Este hombre bueno que ahora vive entre nosotros con el peso que no pesa, el de su memoria, el de su legado.
Nada es comparable a compartir lo que se ama, porque la mía es una palabra enamorada. Enamorada de mi ciudad, enamorada de quienes la habitan, la escriben, la fotografían, la recorren de poemas, cuadros y estatuas. Enamorada de quienes la aman. Y como nadie la amó el escultor Agustín Casillas, su hijo predilecto, aquel a quien tuve la suerte de conocer como un regalo más del periódico para el que escribo.
Lúdico, activo, caballeroso, agradecido, memorioso y lleno de fuerza, la que se le supone a quien trabaja la piedra a golpe de talento, de amor por la belleza. Agustín Casillas, ante mí, era una figura enérgica que me sorprendió por su actitud combativa, su erudición, su forma de recorrer la Salamanca pasada y la futura sin detenerse en la queja o en el cansancio.
Y motivos tenía el maestro Casillas en aquel marzo de este año, a las alegrías de todos sus reconocimientos y la acogida excelente de su persona en el Centro de Estudios Salmantinos, se unía la desesperación por los actos vandálicos sobre las esculturas de la ciudad. Casillas no conocía la comodidad de vivir de las rentas ni solazarse en lo conseguido, su mirada iba más allá, su actitud era la de quien vive intensamente el momento dedicado a los suyos, a la charla con los amigos y con ese paisaje salmantino que recorrió siempre enamorado de sus gentes y de sus mitos.
El era para mí uno de esos mitos. El hombre que nos pobló de seres literarios, aquel que interpretó las páginas en piedra y se hizo lento y sinuoso en la náyade que siempre deseé tocar y con la que tengo el gusto ahora mismo de compartir barrio. Ese barrio, el Alto del Rollo, donde vivió el maestro y donde tuvo, en la calle de La Paloma, el taller en el que trabajar las piezas pequeñas, los dibujos, los bocetos. Porque Casillas no solo era un excepcional escultor, también era un dibujante prodigioso que no olvidó el hecho de que yo tenía una hija de doce años. Por eso acudió a la cita con un regalo para mí, el volumen coordinado por Francisco Morales Izquierdo titulado Gente nuestra publicado con motivo de su ingreso en el Centro de Estudios Salamantinos, un libro que guardé con reverencia, y la reproducción de uno de sus dibujos infantiles para mi hija.

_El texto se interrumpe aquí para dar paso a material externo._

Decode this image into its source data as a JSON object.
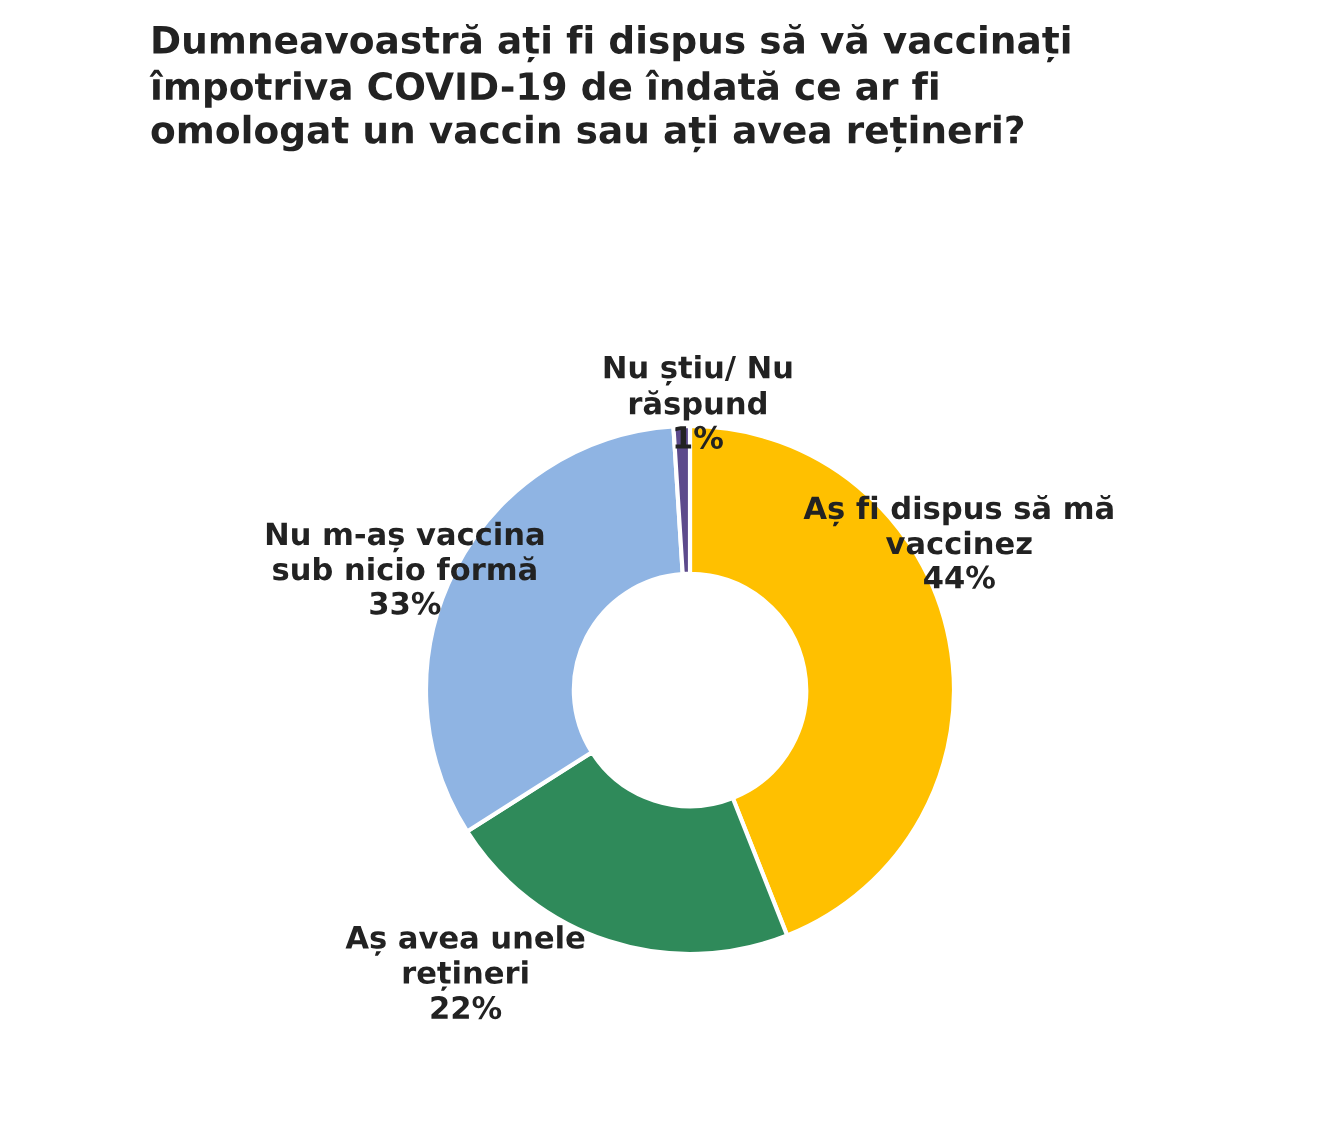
{
  "chart_data": {
    "type": "donut",
    "title": "Dumneavoastră ați fi dispus să vă vaccinați\nîmpotriva COVID-19 de îndată ce ar fi\nomologat un vaccin sau ați avea rețineri?",
    "categories": [
      "Aș fi dispus să mă\nvaccinez",
      "Aș avea unele\nrețineri",
      "Nu m-aș vaccina\nsub nicio formă",
      "Nu știu/ Nu\nrăspund"
    ],
    "values": [
      44,
      22,
      33,
      1
    ],
    "colors": [
      "#ffc000",
      "#2f8a5a",
      "#8fb4e3",
      "#5c4a8c"
    ],
    "value_labels": [
      "44%",
      "22%",
      "33%",
      "1%"
    ]
  }
}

Me conmovió enormemente su gesto y más el hecho de que recordara a la niña enamorada de la ballena de granito que hizo para el parque infantil de La Alamedilla. No era solamente un artista excepcional, sino capaz de los detalles que hacen a un hombre sencillamente bueno, grande.

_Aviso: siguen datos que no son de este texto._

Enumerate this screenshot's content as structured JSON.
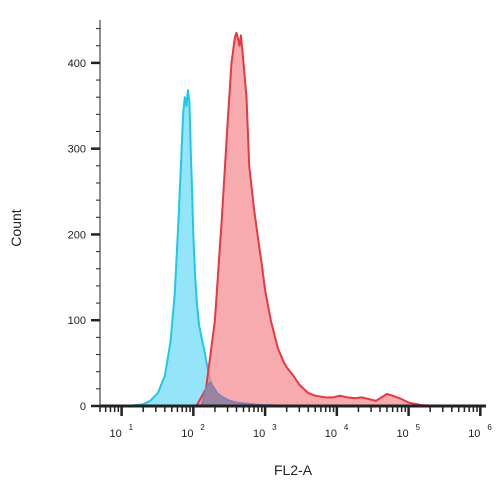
{
  "chart_data": {
    "type": "area",
    "xlabel": "FL2-A",
    "ylabel": "Count",
    "xscale": "log",
    "xlim": [
      5,
      1200000
    ],
    "ylim": [
      0,
      450
    ],
    "yticks": [
      0,
      100,
      200,
      300,
      400
    ],
    "xticks": [
      {
        "value": 10,
        "base": "10",
        "exp": "1"
      },
      {
        "value": 100,
        "base": "10",
        "exp": "2"
      },
      {
        "value": 1000,
        "base": "10",
        "exp": "3"
      },
      {
        "value": 10000,
        "base": "10",
        "exp": "4"
      },
      {
        "value": 100000,
        "base": "10",
        "exp": "5"
      },
      {
        "value": 1000000,
        "base": "10",
        "exp": "6"
      }
    ],
    "grid": false,
    "series": [
      {
        "stroke": "#1ec8ea",
        "fill": "#70dcf7",
        "x": [
          12,
          20,
          25,
          32,
          40,
          48,
          55,
          62,
          68,
          72,
          76,
          80,
          84,
          88,
          92,
          96,
          100,
          106,
          112,
          120,
          130,
          140,
          155,
          170,
          190,
          220,
          260,
          320,
          400,
          500,
          650,
          900,
          1200,
          1600,
          2000
        ],
        "y": [
          0,
          2,
          6,
          15,
          35,
          75,
          130,
          215,
          290,
          340,
          360,
          350,
          368,
          355,
          300,
          250,
          200,
          150,
          120,
          95,
          80,
          68,
          48,
          32,
          22,
          14,
          10,
          6,
          4,
          3,
          2,
          1,
          1,
          0,
          0
        ]
      },
      {
        "stroke": "#e8383f",
        "fill": "#f58f93",
        "x": [
          110,
          150,
          200,
          250,
          300,
          340,
          380,
          400,
          420,
          440,
          460,
          500,
          550,
          600,
          700,
          800,
          900,
          1000,
          1200,
          1500,
          1800,
          2000,
          2500,
          3000,
          4000,
          5000,
          7000,
          9000,
          11000,
          14000,
          18000,
          22000,
          28000,
          35000,
          42000,
          50000,
          60000,
          80000,
          100000,
          150000,
          300000,
          1200000
        ],
        "y": [
          0,
          20,
          100,
          220,
          330,
          400,
          430,
          435,
          428,
          420,
          432,
          400,
          360,
          280,
          230,
          195,
          165,
          135,
          100,
          68,
          52,
          45,
          35,
          25,
          15,
          12,
          10,
          10,
          12,
          10,
          9,
          10,
          8,
          6,
          10,
          14,
          12,
          8,
          4,
          1,
          0,
          0
        ]
      },
      {
        "stroke": "#8b7fb0",
        "fill": "#8e7f9f",
        "x": [
          130,
          150,
          170,
          190,
          220,
          260,
          320,
          400,
          500,
          650,
          900,
          1200,
          1600
        ],
        "y": [
          0,
          20,
          28,
          22,
          14,
          10,
          6,
          4,
          3,
          2,
          1,
          1,
          0
        ]
      }
    ]
  }
}
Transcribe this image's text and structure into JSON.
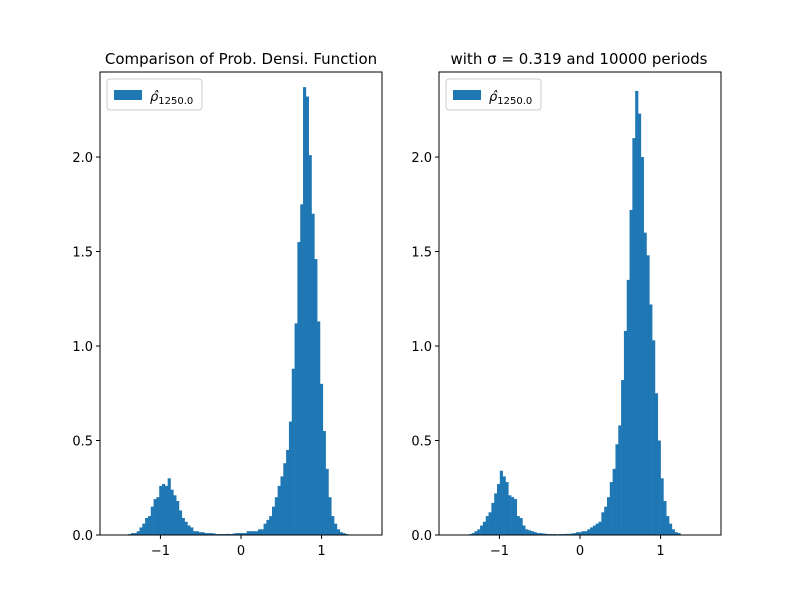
{
  "figure": {
    "background": "#ffffff",
    "bar_color": "#1f77b4"
  },
  "chart_data": [
    {
      "type": "bar",
      "title": "Comparison of Prob. Densi. Function",
      "xlabel": "",
      "ylabel": "",
      "xlim": [
        -1.75,
        1.75
      ],
      "ylim": [
        0,
        2.45
      ],
      "xticks": [
        -1,
        0,
        1
      ],
      "xtick_labels": [
        "−1",
        "0",
        "1"
      ],
      "yticks": [
        0.0,
        0.5,
        1.0,
        1.5,
        2.0
      ],
      "ytick_labels": [
        "0.0",
        "0.5",
        "1.0",
        "1.5",
        "2.0"
      ],
      "legend": {
        "position": "top-left",
        "symbol": "ρ̂",
        "subscript": "1250.0"
      },
      "grid": false,
      "series": [
        {
          "name": "ρ̂1250.0",
          "bin_start": -1.4,
          "bin_width": 0.035,
          "values": [
            0.005,
            0.01,
            0.01,
            0.02,
            0.04,
            0.06,
            0.09,
            0.1,
            0.15,
            0.19,
            0.2,
            0.26,
            0.27,
            0.26,
            0.3,
            0.24,
            0.21,
            0.18,
            0.13,
            0.09,
            0.07,
            0.05,
            0.04,
            0.02,
            0.02,
            0.015,
            0.015,
            0.01,
            0.01,
            0.01,
            0.008,
            0.005,
            0.005,
            0.005,
            0.005,
            0.006,
            0.005,
            0.008,
            0.01,
            0.01,
            0.01,
            0.01,
            0.02,
            0.02,
            0.02,
            0.02,
            0.03,
            0.03,
            0.06,
            0.08,
            0.1,
            0.15,
            0.2,
            0.26,
            0.31,
            0.38,
            0.45,
            0.6,
            0.88,
            1.12,
            1.55,
            1.75,
            2.37,
            2.32,
            2.01,
            1.7,
            1.46,
            1.13,
            0.8,
            0.55,
            0.35,
            0.2,
            0.1,
            0.06,
            0.03,
            0.015,
            0.01,
            0.005
          ]
        }
      ]
    },
    {
      "type": "bar",
      "title": "with σ = 0.319 and 10000 periods",
      "xlabel": "",
      "ylabel": "",
      "xlim": [
        -1.75,
        1.75
      ],
      "ylim": [
        0,
        2.45
      ],
      "xticks": [
        -1,
        0,
        1
      ],
      "xtick_labels": [
        "−1",
        "0",
        "1"
      ],
      "yticks": [
        0.0,
        0.5,
        1.0,
        1.5,
        2.0
      ],
      "ytick_labels": [
        "0.0",
        "0.5",
        "1.0",
        "1.5",
        "2.0"
      ],
      "legend": {
        "position": "top-left",
        "symbol": "ρ̂",
        "subscript": "1250.0"
      },
      "grid": false,
      "series": [
        {
          "name": "ρ̂1250.0",
          "bin_start": -1.38,
          "bin_width": 0.035,
          "values": [
            0.005,
            0.01,
            0.02,
            0.03,
            0.05,
            0.07,
            0.1,
            0.12,
            0.17,
            0.22,
            0.27,
            0.34,
            0.31,
            0.28,
            0.21,
            0.2,
            0.19,
            0.1,
            0.09,
            0.05,
            0.03,
            0.025,
            0.02,
            0.015,
            0.01,
            0.01,
            0.008,
            0.006,
            0.005,
            0.005,
            0.005,
            0.004,
            0.005,
            0.005,
            0.006,
            0.006,
            0.008,
            0.01,
            0.015,
            0.015,
            0.02,
            0.02,
            0.03,
            0.04,
            0.05,
            0.06,
            0.07,
            0.12,
            0.15,
            0.2,
            0.28,
            0.35,
            0.48,
            0.58,
            0.82,
            1.08,
            1.35,
            1.72,
            2.1,
            2.35,
            2.23,
            2.0,
            1.6,
            1.48,
            1.22,
            1.03,
            0.75,
            0.5,
            0.3,
            0.18,
            0.1,
            0.06,
            0.03,
            0.015,
            0.01
          ]
        }
      ]
    }
  ]
}
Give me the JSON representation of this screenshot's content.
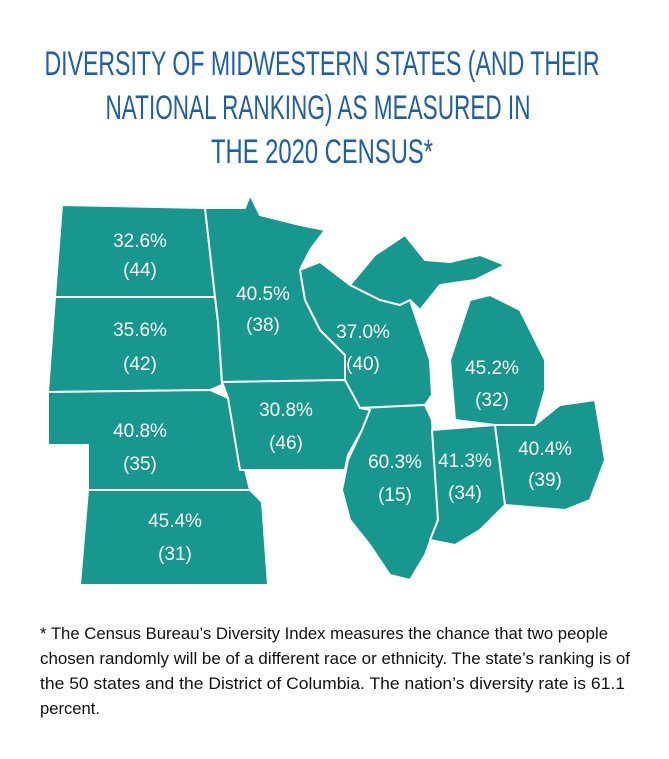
{
  "title": {
    "lines": [
      "DIVERSITY OF MIDWESTERN STATES (AND THEIR",
      "NATIONAL RANKING) AS MEASURED IN",
      "THE 2020 CENSUS*"
    ]
  },
  "states": [
    {
      "value": "32.6%",
      "rank": "(44)"
    },
    {
      "value": "35.6%",
      "rank": "(42)"
    },
    {
      "value": "40.8%",
      "rank": "(35)"
    },
    {
      "value": "45.4%",
      "rank": "(31)"
    },
    {
      "value": "40.5%",
      "rank": "(38)"
    },
    {
      "value": "30.8%",
      "rank": "(46)"
    },
    {
      "value": "37.0%",
      "rank": "(40)"
    },
    {
      "value": "60.3%",
      "rank": "(15)"
    },
    {
      "value": "41.3%",
      "rank": "(34)"
    },
    {
      "value": "40.4%",
      "rank": "(39)"
    },
    {
      "value": "45.2%",
      "rank": "(32)"
    }
  ],
  "footnote": {
    "lines": [
      "* The Census Bureau’s Diversity Index measures the chance that two people",
      "chosen randomly will be of a different race or ethnicity. The state’s ranking is of",
      "the 50 states and the District of Columbia. The nation’s diversity rate is 61.1",
      "percent."
    ]
  }
}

Ay, muchacha, me dijo en un momento de la conversación, cuando la admiración y el respeto se unieron al calor y a la cercanía de su presencia. Me ha gustado que hables de mi taller de la calle de la Paloma. Fue el único momento de nuestra conversación en el que le vi un atisbo de tristeza, porque el magnífico conversador que era Agustín Casillas no recordaba el pasado con nostalgia, sino con agradecimiento. Su trabajo, su familia, su esfuerzo por sacarle horas al día para trabajar esa obra que, poco a poco, habitó la ciudad y fue reconocida, sus estudios interrumpidos, su gusto por Henry Moore, por el arte africano y por el trabajo directo con el barro… su pasión por Salamanca, por la mujer, por el amor que según él, es todo lo que nos empuja a la vida, a la creación… ¿Quién podía sustraerse al encanto de su palabra, a la magnífica manifestación de su inteligencia, a su apasionada entrega a aquello que amaba? Sólido y dúctil al paso del tiempo, Casillas me regaló su tiempo y su memoria, su charla distendida, su brindis por la vida. Por eso ahora, rememorando al maestro en este día a ratos gris como el granito en el que nos falta, recuerdo su solidez de piedra en la que confiar, su capacidad de convertirla en curva para acariciar esa forma de mujer, de náyade, de madre que amaba Casillas.
Hoy está triste esa figura recostada sobre el suelo de nuestra ciudad, la suya, la nuestra, la que esculpió con la fuerza de su voluntad y de su inmensa creatividad. Hoy se abren las puertas del cielo de un hombre creyente que reprodujo el amor de Dios. Y yo, agradecida, honrada por su mirada, alzo la mía al cielo como el niño del avión, ese que desde el comienzo de Carmelitas juega eternamente a lanzar el futuro al aire, y sí, lanzo un elogio emocionado, compartido por el maestro Casillas, por ese hombre grande, por ese hombre bueno que ahora vive entre nosotros con el peso que no pesa, el de su memoria, el de su legado.